In his classic investment book Security Analysis, Benjamin Graham said in the short term, the stock market behaves like a voting machine, but in the long term it acts like a weighing machine (its true value will in the long run be reflected in its stock price). Of course the same applies to individual stocks also.
Graham distinguished between the passive and the active investor. The passive investor, often referred to as a defensive investor, invests cautiously, looks for value stocks, and buys for the long term. The active investor, on the other hand, is one who has more time, interest, and possibly more specialized knowledge to seek out exceptional buys in the market.
Active investors have many advantages. To begin with, the fact that active investors investigate more stocks, means they have more choices. Another advantage is that active investors gain experience over time with market psychology. Also, more importantly, active investors over time can buy and sell stocks with less psychological distractions and also, they can short stocks a whole lot easier. Passive investors never gain this experience.
Assuming that the average reader in Seeking Alpha is an active investor, the question today is, how should one have played, and play from now on, Apple (AAPL) and Research In Motion (RIMM)?
Please note that an active investor can be a long term investor if he wishes so. Long term investors or passive investors on the other hand, can not behave like short term active investors, because they do not have the knowledge and experience or the mind setting to do so.

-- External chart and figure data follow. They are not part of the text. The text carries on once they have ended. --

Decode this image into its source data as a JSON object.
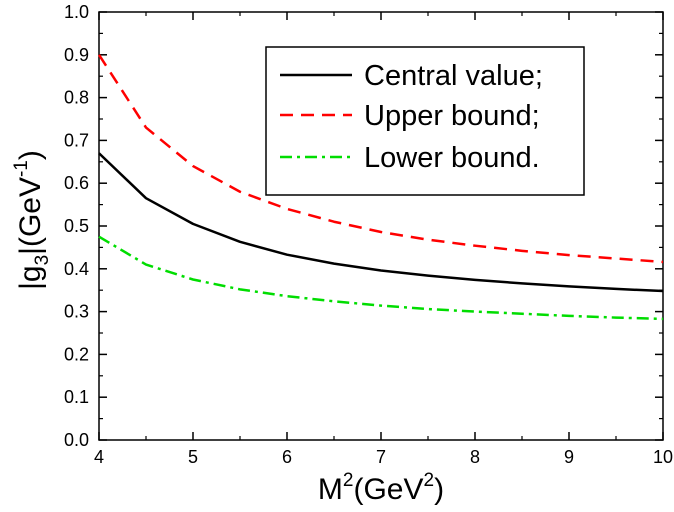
{
  "chart_data": {
    "type": "line",
    "xlabel_main": "M",
    "xlabel_sup": "2",
    "xlabel_rest": "(GeV",
    "xlabel_sup2": "2",
    "xlabel_close": ")",
    "ylabel_main": "|g",
    "ylabel_sub": "3",
    "ylabel_rest": "|(GeV",
    "ylabel_sup": "-1",
    "ylabel_close": ")",
    "xlim": [
      4,
      10
    ],
    "ylim": [
      0.0,
      1.0
    ],
    "x_ticks": [
      "4",
      "5",
      "6",
      "7",
      "8",
      "9",
      "10"
    ],
    "y_ticks": [
      "0.0",
      "0.1",
      "0.2",
      "0.3",
      "0.4",
      "0.5",
      "0.6",
      "0.7",
      "0.8",
      "0.9",
      "1.0"
    ],
    "x": [
      4.0,
      4.5,
      5.0,
      5.5,
      6.0,
      6.5,
      7.0,
      7.5,
      8.0,
      8.5,
      9.0,
      9.5,
      10.0
    ],
    "series": [
      {
        "name": "Central value;",
        "color": "#000000",
        "dash": "solid",
        "values": [
          0.67,
          0.565,
          0.505,
          0.463,
          0.433,
          0.412,
          0.396,
          0.384,
          0.374,
          0.366,
          0.359,
          0.353,
          0.348
        ]
      },
      {
        "name": "Upper bound;",
        "color": "#ff0000",
        "dash": "dashed",
        "values": [
          0.9,
          0.73,
          0.64,
          0.58,
          0.54,
          0.51,
          0.486,
          0.468,
          0.454,
          0.442,
          0.432,
          0.424,
          0.416
        ]
      },
      {
        "name": "Lower bound.",
        "color": "#00dd00",
        "dash": "dashdot",
        "values": [
          0.475,
          0.41,
          0.375,
          0.352,
          0.336,
          0.324,
          0.314,
          0.306,
          0.3,
          0.295,
          0.29,
          0.286,
          0.283
        ]
      }
    ],
    "legend_position": "top-right",
    "grid": false
  }
}
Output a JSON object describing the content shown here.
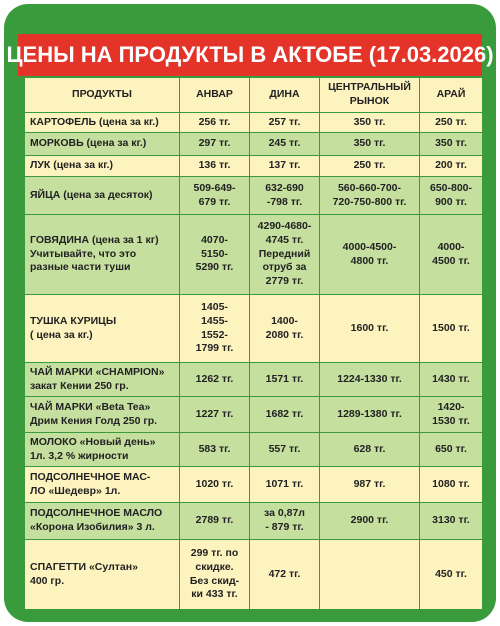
{
  "header": {
    "title": "ЦЕНЫ НА ПРОДУКТЫ В АКТОБЕ (17.03.2026)"
  },
  "table": {
    "columns": [
      "ПРОДУКТЫ",
      "АНВАР",
      "ДИНА",
      "ЦЕНТРАЛЬНЫЙ\nРЫНОК",
      "АРАЙ"
    ],
    "rows": [
      [
        "КАРТОФЕЛЬ (цена за кг.)",
        "256 тг.",
        "257 тг.",
        "350 тг.",
        "250 тг."
      ],
      [
        "МОРКОВЬ (цена за кг.)",
        "297 тг.",
        "245 тг.",
        "350 тг.",
        "350 тг."
      ],
      [
        "ЛУК (цена за кг.)",
        "136 тг.",
        "137 тг.",
        "250 тг.",
        "200 тг."
      ],
      [
        "ЯЙЦА (цена за десяток)",
        "509-649-\n679 тг.",
        "632-690\n-798 тг.",
        "560-660-700-\n720-750-800 тг.",
        "650-800-\n900 тг."
      ],
      [
        "ГОВЯДИНА (цена за 1 кг)\nУчитывайте, что это\nразные части туши",
        "4070-\n5150-\n5290 тг.",
        "4290-4680-\n4745 тг.\nПередний\nотруб за\n2779 тг.",
        "4000-4500-\n4800 тг.",
        "4000-\n4500 тг."
      ],
      [
        "ТУШКА КУРИЦЫ\n( цена за кг.)",
        "1405-\n1455-\n1552-\n1799 тг.",
        "1400-\n2080 тг.",
        "1600 тг.",
        "1500 тг."
      ],
      [
        "ЧАЙ МАРКИ «CHAMPION»\nзакат Кении 250 гр.",
        "1262 тг.",
        "1571 тг.",
        "1224-1330 тг.",
        "1430 тг."
      ],
      [
        "ЧАЙ МАРКИ «Beta Tea»\nДрим Кения Голд 250 гр.",
        "1227 тг.",
        "1682 тг.",
        "1289-1380 тг.",
        "1420-\n1530 тг."
      ],
      [
        "МОЛОКО «Новый день»\n1л. 3,2 % жирности",
        "583 тг.",
        "557 тг.",
        "628 тг.",
        "650 тг."
      ],
      [
        "ПОДСОЛНЕЧНОЕ МАС-\nЛО «Шедевр» 1л.",
        "1020 тг.",
        "1071 тг.",
        "987 тг.",
        "1080 тг."
      ],
      [
        "ПОДСОЛНЕЧНОЕ МАСЛО\n«Корона Изобилия» 3 л.",
        "2789 тг.",
        "за 0,87л\n- 879 тг.",
        "2900 тг.",
        "3130 тг."
      ],
      [
        "СПАГЕТТИ «Султан»\n400 гр.",
        "299 тг.  по\nскидке.\nБез скид-\nки 433 тг.",
        "472 тг.",
        "",
        "450 тг."
      ]
    ]
  }
}
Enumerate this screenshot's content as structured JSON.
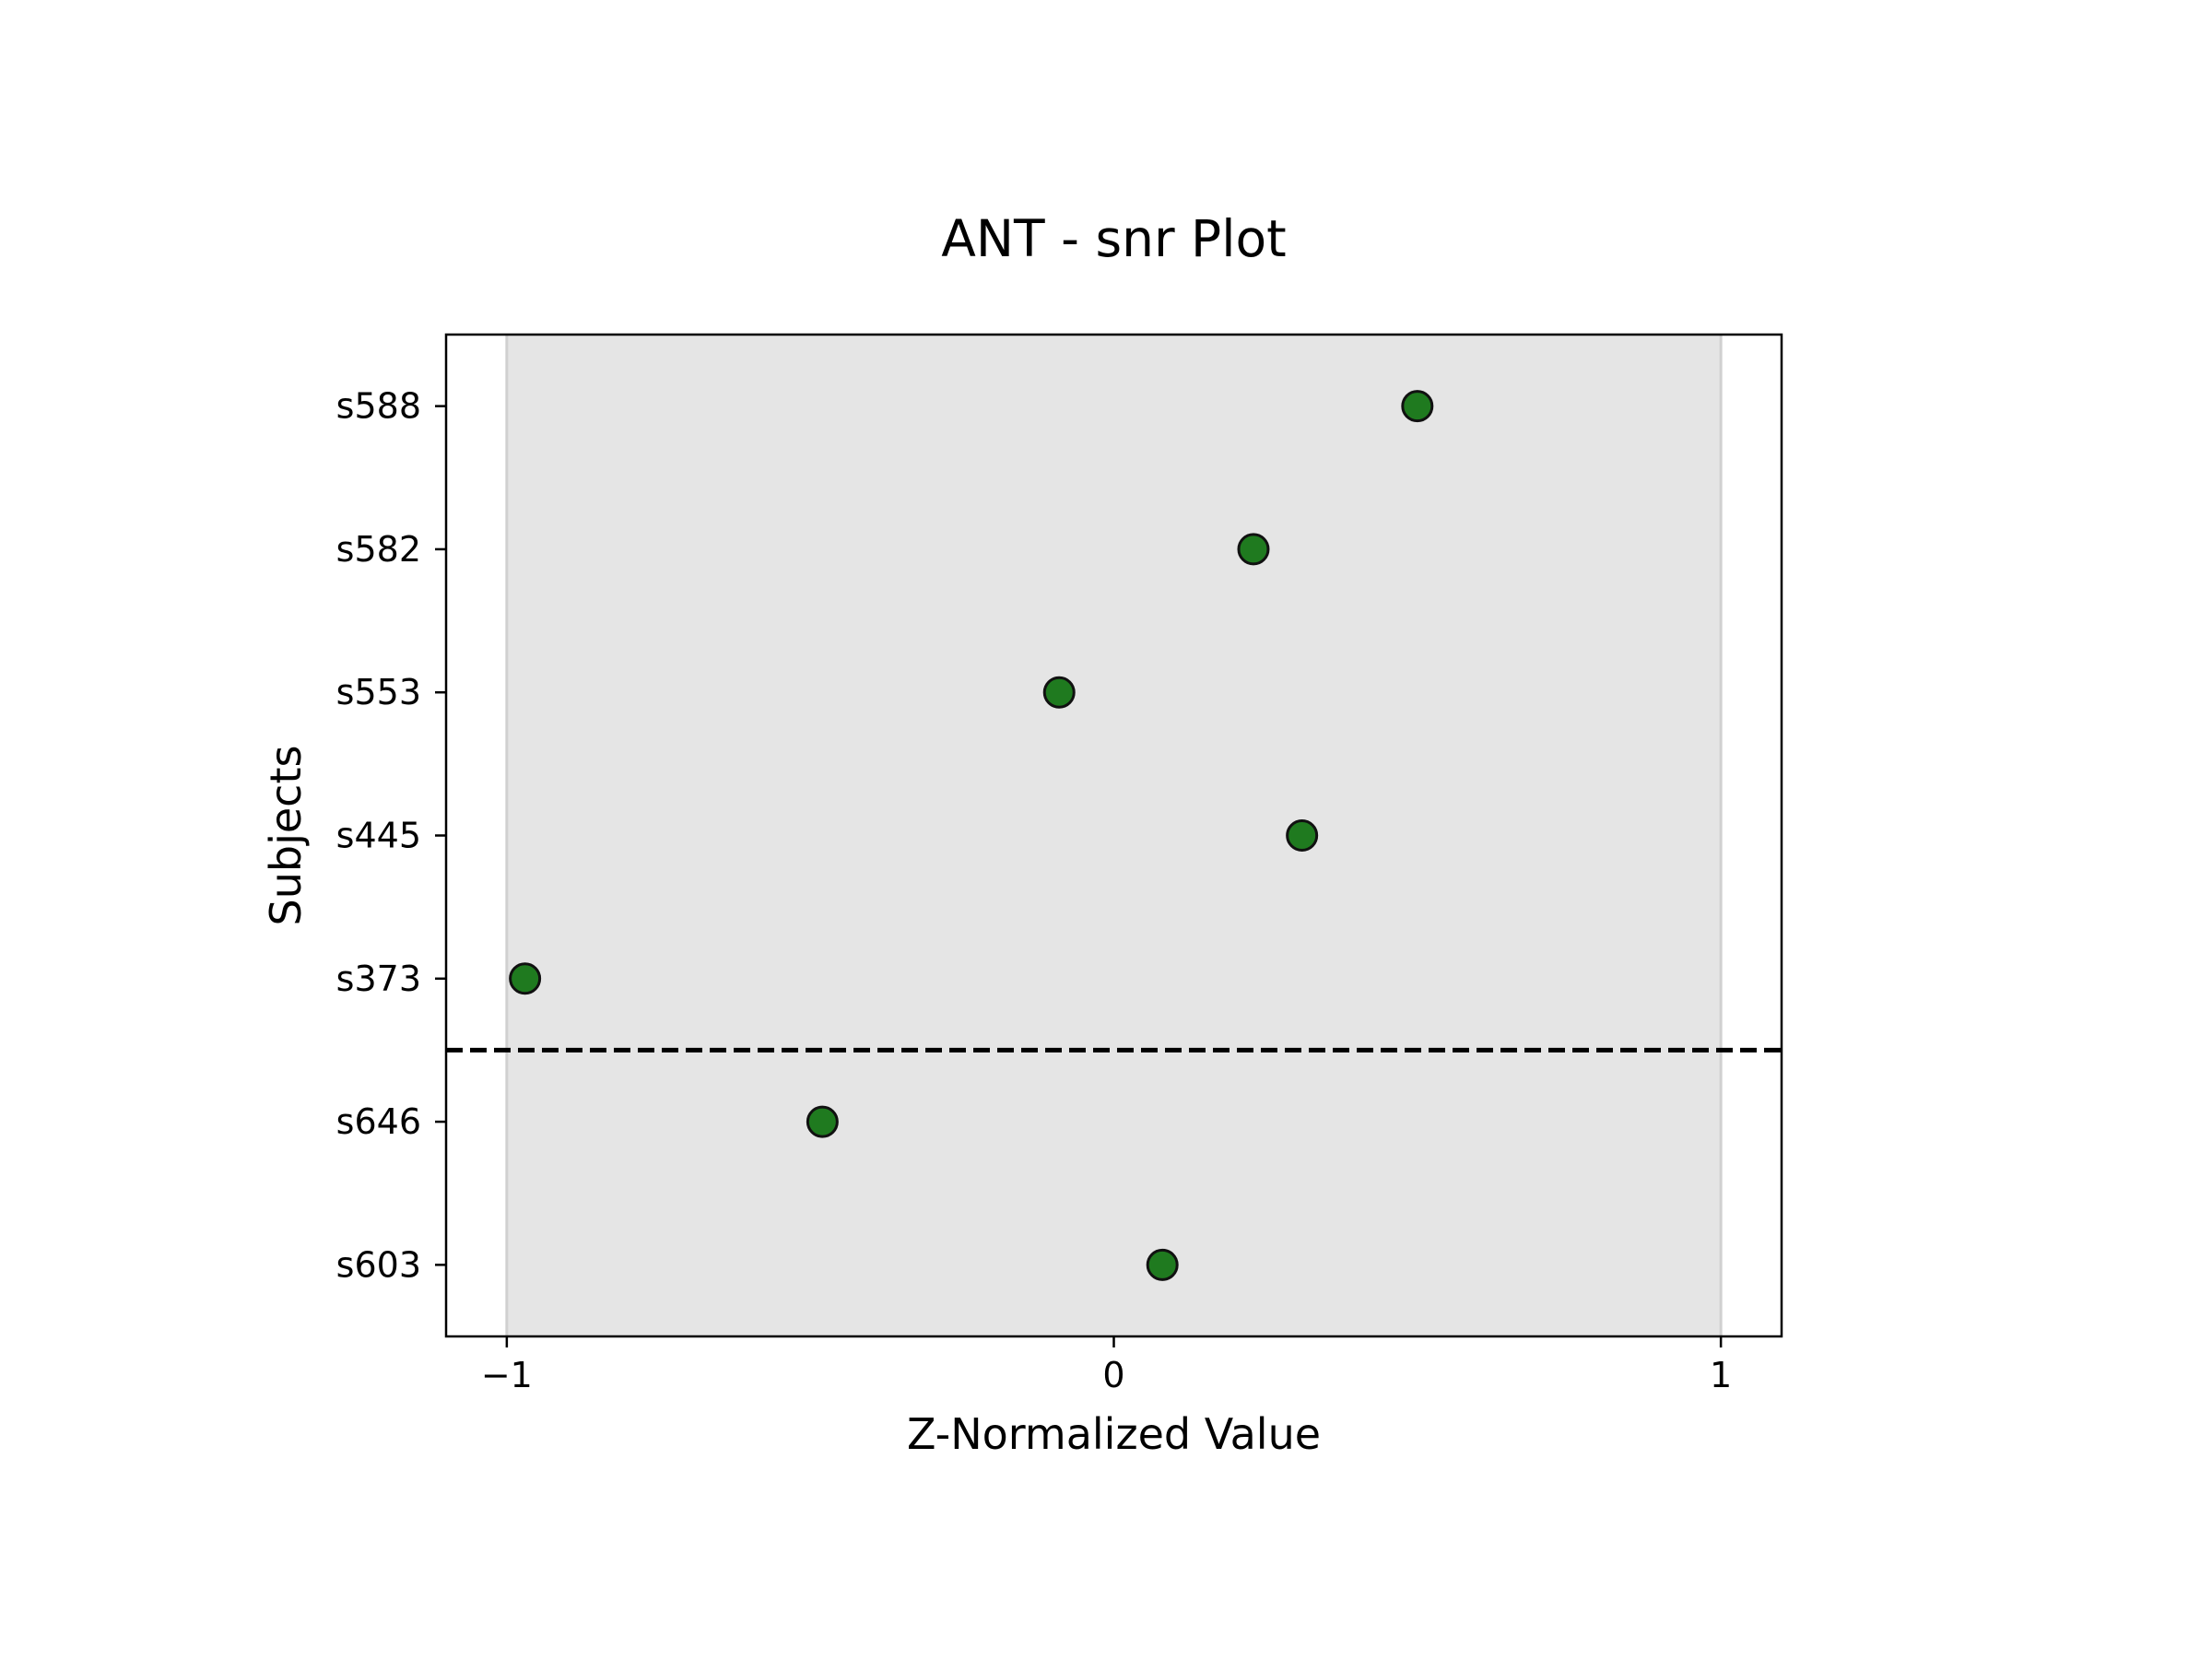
{
  "chart_data": {
    "type": "scatter",
    "title": "ANT - snr Plot",
    "xlabel": "Z-Normalized Value",
    "ylabel": "Subjects",
    "xlim": [
      -1.1,
      1.1
    ],
    "x_ticks": [
      -1,
      0,
      1
    ],
    "x_tick_labels": [
      "−1",
      "0",
      "1"
    ],
    "shaded_range": [
      -1,
      1
    ],
    "categories": [
      "s588",
      "s582",
      "s553",
      "s445",
      "s373",
      "s646",
      "s603"
    ],
    "points": [
      {
        "subject": "s588",
        "x": 0.5
      },
      {
        "subject": "s582",
        "x": 0.23
      },
      {
        "subject": "s553",
        "x": -0.09
      },
      {
        "subject": "s445",
        "x": 0.31
      },
      {
        "subject": "s373",
        "x": -0.97
      },
      {
        "subject": "s646",
        "x": -0.48
      },
      {
        "subject": "s603",
        "x": 0.08
      }
    ],
    "divider_after": "s373",
    "grid": false,
    "colors": {
      "point_fill": "#1f7a1f",
      "point_edge": "#111111",
      "shade": "#e5e5e5",
      "shade_edge": "#d0d0d0",
      "divider": "#000000"
    }
  }
}
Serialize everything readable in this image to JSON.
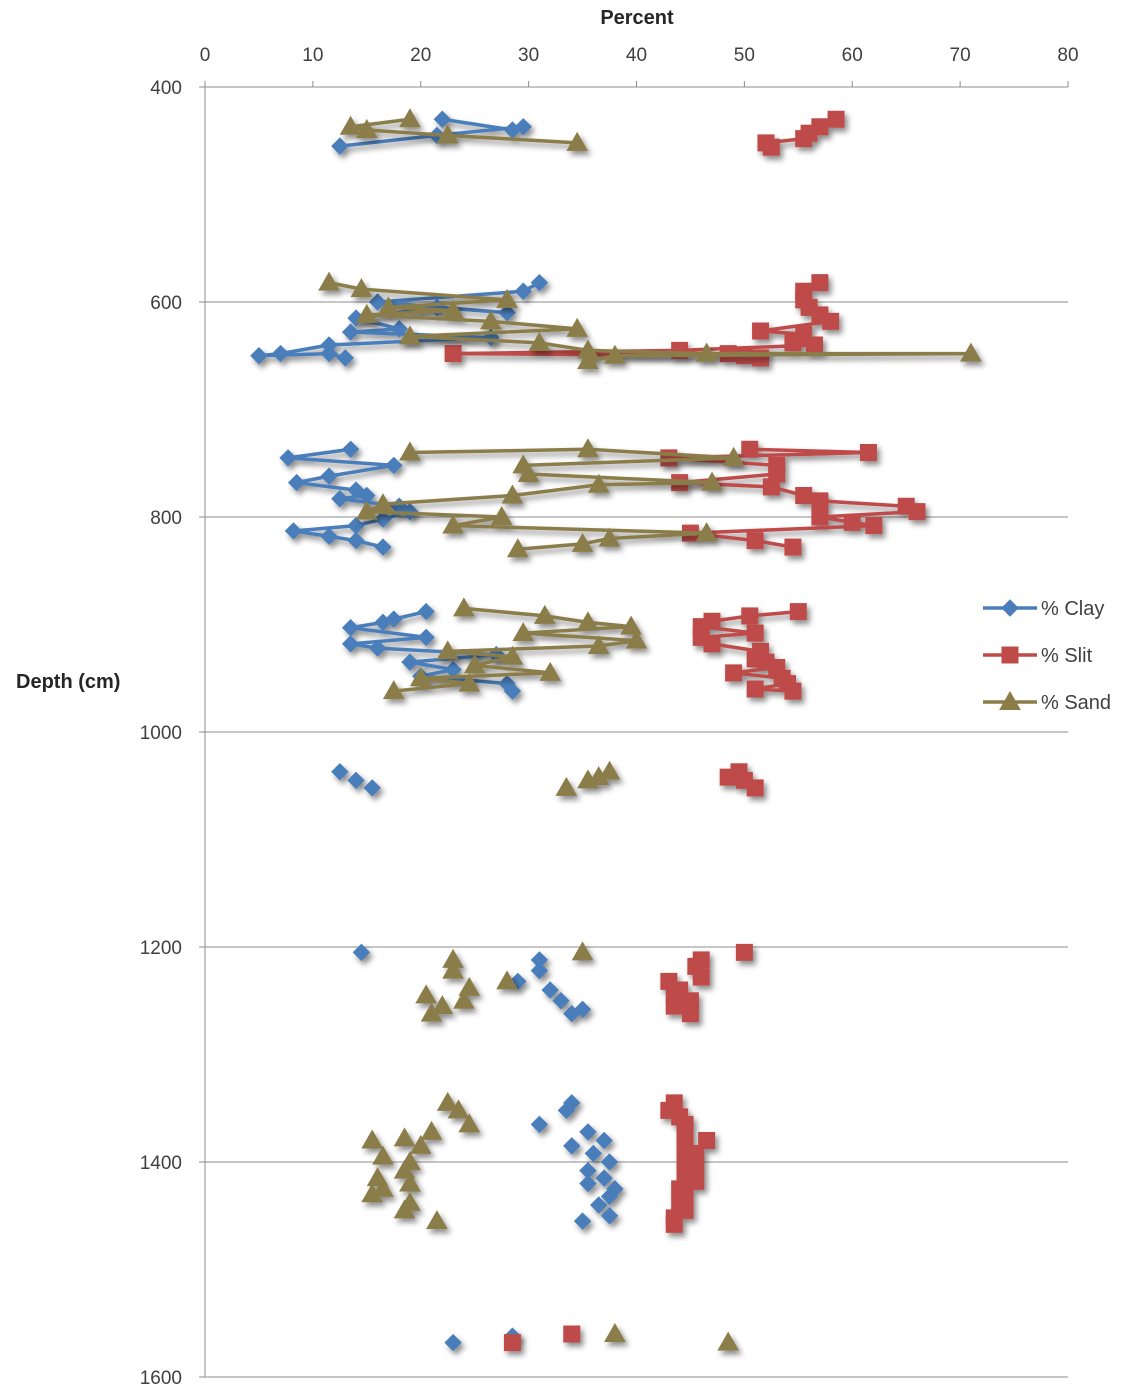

On September 7, I told you, in reference to Apple, to take the money and run. I will not go into all the reasons why you should have sold Apple then. Besides the previous link, see my sell Apple logic in my previous posts here.
According to my previous analysis, Apple is a prime contender to become a future dog stock. By that I mean that it will not give long term investors decent returns from now on. As such, the stock should be swing traded and not held long term. Past returns are not indicative of future returns and investors (according to me) should not expect the kind of returns they have enjoyed with Apple in the future.
So at the $700 mark, I told you to sell Apple. I have also told you that Apple will be a buy (as a swing trade) somewhere in the range of $480 and $520 dollars. So far, I have been in the money. Apple indeed traded in that range on Friday. So officially, Apple is in buy territory as per my previous posts are concerned.
On September 10, three days after I told you to sell Apple, I told you to buy Research In Motion as a speculation play. I have since upgraded RIMM from a speculation play to a special situation play. You can read my RIMM buy logic here.
Now if you would have followed my logic and sold Apple at the $700 mark and bought RIMM, you would have made 50% on your money, as opposed to having held on to APPL and lose money since then. The chart below is indicative of what has happened since September 7.
Apple is a weighing machine stock. Its balance sheet has been analyzed by the whole planet and there is nothing unknown about Apple. Apple is also a value and long term investment play. As Graham said, an investment is "an operation is one which, upon thorough analysis, promises safety of principal and an adequate return". An adequate return with interest rates at zero, is probably not a whole lot these days. As such, buying and holding anything that is very safe will yield you very little.
RIMM, on the other hand, is a voting machine stock. The verdict is still out on if it will become a value play or if it will survive at all. However, this is also the appeal. See RIMM has the potential to become a 5-10 bagger. Apple can never become that again. RIMM's price is also guided by short term sentiment and players that understand market psychology. You don't need market psychology to buy Apple. You know it is a safe bet, even though you might lose money in the short term.
If you are a long term investor, you can afford to buy Apple and fight the tape. But if you are an active investor, you can not afford to fight the tape. You have to go with the flow, for the tape can remain wrong longer than you can remain solvent.
Also, if you are an active investor, you probably want to develop some sort of arbitrage technique as the one described here. Total returns will depend on how you interpret short term market trends and how you interpret market psychology, for many times you have to be a contrarian and go against the herd.
Because as in the case of Apple and RIMM illustrated above, where you bought them and where you sold them can make a heck of a difference.
As far as RIMM is concerned, my recommendation is to hold on to it for the time being, because the chances of it going to $11 from here are very high.
Also as per my previous recommendation, Apple is a buy from these levels. However, I think it will muddle around these levels for a while and wait for RIMM to go to $11. When that happens, I think the correct play at the time will be to sell RIMM and buy Apple for the short term.
Of course we do not know if RIMM will actually go to $11 or even if Apple bounces from these levels. That's why short term (active) investors need to follow the market's logic and keep a close eye on the tape, for nothing ever happens as you plan on it. But it never hurts to plan ahead anyway.